Thanks Joking, would love to see your recipe. When I am ready to do another Weizen, I'll give you a yell. I have used Weihenstephan and Bavaria Wheat yeast previously. I have one conditioning as we speak, it was still rather yeasty a week ago, so I released some pressure, in the hope of getting the yeastiness down and letting it ferment a bit longer.

Cheers
I'm planning on a hefeweizen this weekend, so I'm keen to see your recipe too Joking. I've a packet of Weihenstephen (Wyeast 3068) that's getting on a bit (made 9/08), so fingers crossed in that department.
It's pretty simple:

2.5kg Wheat
2.5kg pilsner Malt
200g Caramunich II

15 IBU of Noble hops for 60mins, 90 min boil

step mash:

52 15min
62 30min
72 30min

Pitching instructions:

500ml Starter into 12 - 14 degrees wort
raise temp naturally and ferment at 18 degrees.

Beauty Mate!
Try getting alot of body into the beer!! and up it to 60% wheat!!
I still want one of those Cigars that you are smoking, Mike.
Thanks fellas.

Is the point of the small starter size to stress the yeast?

I'm planning to repitch the yeast into a Dunkelweizen @ 1.070 or thereabouts. Would stressing on its first outing limit its reuse? If so I suppose I could split the yeast prior to use.
A starter of 500mls is a good size pitch for most ales around the 1.050 mark. I'm gonna go out on a limb and say that you dont need to stress the weizen yeat at all. I'll give you a bit of background to this comment.

In 2008 I brewed 8 wheat beers with 6 different strains of yeast. Out of the 8 only two were drinkable. It took me an age to figure this out, but after going through my notes there were 3 constants:

1. 60min boil
2. Pilsner Malt
3. Ferment & Pitching temps.

All in all, the pitching rates were the same. Of the 2 that were drinkable, one was the result of changing the base malt. This was still an average beer. The last was Pils Malt, 90 min boil and pitching temps + fermenting temps being the other change to the constants.
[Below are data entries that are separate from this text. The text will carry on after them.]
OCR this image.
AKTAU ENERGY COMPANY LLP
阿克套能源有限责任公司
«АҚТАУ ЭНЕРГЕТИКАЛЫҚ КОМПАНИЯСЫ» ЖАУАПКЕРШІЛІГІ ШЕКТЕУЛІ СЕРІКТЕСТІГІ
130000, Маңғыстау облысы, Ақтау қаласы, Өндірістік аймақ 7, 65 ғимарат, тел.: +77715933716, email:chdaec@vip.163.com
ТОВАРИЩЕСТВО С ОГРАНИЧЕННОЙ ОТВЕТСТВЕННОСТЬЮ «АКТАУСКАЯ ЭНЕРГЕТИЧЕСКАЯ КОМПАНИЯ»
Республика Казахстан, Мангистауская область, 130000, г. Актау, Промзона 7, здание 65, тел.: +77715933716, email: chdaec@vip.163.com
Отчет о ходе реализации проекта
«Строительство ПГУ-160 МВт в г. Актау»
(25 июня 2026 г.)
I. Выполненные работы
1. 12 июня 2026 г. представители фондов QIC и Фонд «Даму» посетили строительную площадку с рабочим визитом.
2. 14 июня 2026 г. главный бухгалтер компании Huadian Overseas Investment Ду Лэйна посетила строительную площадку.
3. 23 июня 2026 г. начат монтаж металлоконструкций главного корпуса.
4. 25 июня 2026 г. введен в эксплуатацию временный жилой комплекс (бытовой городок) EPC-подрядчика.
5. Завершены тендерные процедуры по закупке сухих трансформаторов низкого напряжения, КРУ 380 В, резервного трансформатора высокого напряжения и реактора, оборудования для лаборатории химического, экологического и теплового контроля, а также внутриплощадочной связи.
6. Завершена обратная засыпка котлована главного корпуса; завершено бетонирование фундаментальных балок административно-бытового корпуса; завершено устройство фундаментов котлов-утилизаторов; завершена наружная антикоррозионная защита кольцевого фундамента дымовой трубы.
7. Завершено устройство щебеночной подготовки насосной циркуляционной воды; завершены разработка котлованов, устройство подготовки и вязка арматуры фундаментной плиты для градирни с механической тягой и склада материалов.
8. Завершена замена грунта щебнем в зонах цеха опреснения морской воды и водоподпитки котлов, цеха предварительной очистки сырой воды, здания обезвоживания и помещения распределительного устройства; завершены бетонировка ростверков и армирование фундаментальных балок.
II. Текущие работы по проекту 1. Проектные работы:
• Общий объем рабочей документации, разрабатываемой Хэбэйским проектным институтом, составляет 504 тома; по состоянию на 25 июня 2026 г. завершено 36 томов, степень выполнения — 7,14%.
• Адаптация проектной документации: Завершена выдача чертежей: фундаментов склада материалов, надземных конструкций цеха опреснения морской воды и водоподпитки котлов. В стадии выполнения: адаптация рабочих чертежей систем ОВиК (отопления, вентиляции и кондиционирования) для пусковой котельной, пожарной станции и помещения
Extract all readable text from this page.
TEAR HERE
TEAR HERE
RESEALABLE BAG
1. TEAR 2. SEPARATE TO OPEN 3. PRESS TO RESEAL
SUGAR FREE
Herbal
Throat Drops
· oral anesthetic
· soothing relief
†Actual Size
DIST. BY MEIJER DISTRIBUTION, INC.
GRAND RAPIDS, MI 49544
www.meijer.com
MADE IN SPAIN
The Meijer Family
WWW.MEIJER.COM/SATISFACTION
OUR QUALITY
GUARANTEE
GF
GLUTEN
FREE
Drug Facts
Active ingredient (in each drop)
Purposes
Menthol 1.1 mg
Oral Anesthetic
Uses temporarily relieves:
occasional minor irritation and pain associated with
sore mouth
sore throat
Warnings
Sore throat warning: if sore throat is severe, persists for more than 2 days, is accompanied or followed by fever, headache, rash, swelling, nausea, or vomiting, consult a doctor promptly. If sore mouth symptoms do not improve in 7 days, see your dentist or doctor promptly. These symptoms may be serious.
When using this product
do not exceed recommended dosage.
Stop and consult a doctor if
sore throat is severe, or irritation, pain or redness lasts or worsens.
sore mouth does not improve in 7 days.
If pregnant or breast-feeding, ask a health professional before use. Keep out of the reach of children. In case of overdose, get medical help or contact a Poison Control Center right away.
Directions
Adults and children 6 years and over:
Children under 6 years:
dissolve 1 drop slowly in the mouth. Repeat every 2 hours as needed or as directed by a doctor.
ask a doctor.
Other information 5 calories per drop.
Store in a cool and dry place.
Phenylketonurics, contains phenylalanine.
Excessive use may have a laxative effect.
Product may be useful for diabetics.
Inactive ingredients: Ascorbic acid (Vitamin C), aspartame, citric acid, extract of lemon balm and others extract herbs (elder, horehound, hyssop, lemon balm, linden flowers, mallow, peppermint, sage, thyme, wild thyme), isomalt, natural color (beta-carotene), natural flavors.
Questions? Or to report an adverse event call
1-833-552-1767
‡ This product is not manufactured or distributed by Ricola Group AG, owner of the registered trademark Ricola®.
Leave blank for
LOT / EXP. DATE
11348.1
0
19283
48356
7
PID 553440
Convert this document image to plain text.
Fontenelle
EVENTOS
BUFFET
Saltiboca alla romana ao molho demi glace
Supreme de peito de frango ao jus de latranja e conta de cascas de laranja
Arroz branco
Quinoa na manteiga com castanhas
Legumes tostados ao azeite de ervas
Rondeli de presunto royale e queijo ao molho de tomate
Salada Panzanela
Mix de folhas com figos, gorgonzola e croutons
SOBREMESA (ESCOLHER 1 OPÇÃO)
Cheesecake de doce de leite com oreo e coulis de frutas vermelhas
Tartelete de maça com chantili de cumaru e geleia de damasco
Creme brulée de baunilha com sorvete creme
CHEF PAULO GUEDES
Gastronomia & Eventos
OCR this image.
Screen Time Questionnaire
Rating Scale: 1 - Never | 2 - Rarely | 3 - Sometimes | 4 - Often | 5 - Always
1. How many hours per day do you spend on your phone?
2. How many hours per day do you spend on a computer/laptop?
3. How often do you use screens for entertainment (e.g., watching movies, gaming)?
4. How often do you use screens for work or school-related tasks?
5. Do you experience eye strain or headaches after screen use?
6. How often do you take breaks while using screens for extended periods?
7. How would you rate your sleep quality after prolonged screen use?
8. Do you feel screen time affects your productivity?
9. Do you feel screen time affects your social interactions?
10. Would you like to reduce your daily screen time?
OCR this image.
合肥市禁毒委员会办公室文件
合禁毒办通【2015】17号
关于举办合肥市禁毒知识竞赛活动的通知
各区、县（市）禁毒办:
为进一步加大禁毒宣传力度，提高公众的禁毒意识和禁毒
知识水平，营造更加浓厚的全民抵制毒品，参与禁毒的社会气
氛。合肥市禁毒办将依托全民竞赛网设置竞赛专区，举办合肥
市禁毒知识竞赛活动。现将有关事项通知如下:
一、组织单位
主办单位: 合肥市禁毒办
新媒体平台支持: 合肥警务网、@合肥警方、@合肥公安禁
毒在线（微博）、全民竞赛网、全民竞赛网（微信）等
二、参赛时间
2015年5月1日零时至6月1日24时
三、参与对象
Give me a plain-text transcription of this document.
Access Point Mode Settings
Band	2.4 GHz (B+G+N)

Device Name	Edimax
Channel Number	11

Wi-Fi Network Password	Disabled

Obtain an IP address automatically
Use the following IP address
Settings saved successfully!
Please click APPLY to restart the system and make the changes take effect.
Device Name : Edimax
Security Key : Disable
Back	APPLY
I even corresponded with the Pope JZ himself on this matter - and he too was at a loss.

In my experience, it is the stressed yeast itself that makes the beer undrinkable. It produces just as much sulphur (if not more) as any other stressed yeast. Fermenting at 25 degrees just isn't a good idea. In the end, it was advise that I got from a true and true German Brew Master (travelled the world brewing professionally) and he told me the following:

Healthy yeast, happy yeast and the right amount of yeast.

This beer is all about the yeast. Pitch the correct amount for an ale. At the worst you want to "shock" the yeast. This is the reason for pitching at 12 - 14 degrees. Fermentation temp is equally important. 18 degrees is well within the correct range for all of these yeast strains. The last wheat I made, I followed these simple guidelines, and the beer was spot on for style. I loved it.

Anyway - thats enough of a rant... hope it helps.

P.S. If the yeast is happy - it'll go round as many times as you feel comfortable with. If you collect from the top, you can keep re-using for 100 years. Many breweies in Germany have been.
OK, I brewed this yesterday. I was going to follow your recipe exactly but then realised I was short of pilsner malt. duh!. So I went this this

German Wheat 2.9kg (55%)
Bohemian Pilsner 1.4kg (26%) - all I had
Munich 1kg (19%)
Tettnang 28gm 5.2% 60 min 14.9IBU
Wyeast 3068 Weihenstephan

Probably far to much Munich, so goodness knows how it will turn out.

On a happy note, no issue with a stuck sparge. My previous wheats both stuck. I've since changed to a cooler/copper manifold mash tun set up, it worked like a dream. The higher finishing mash temp (71C) probably helped too.
Cohiba? Montecristo or Romeo and Juliet?
Montecristo my man... all the way.
Shit it worth a trip back there just for them!!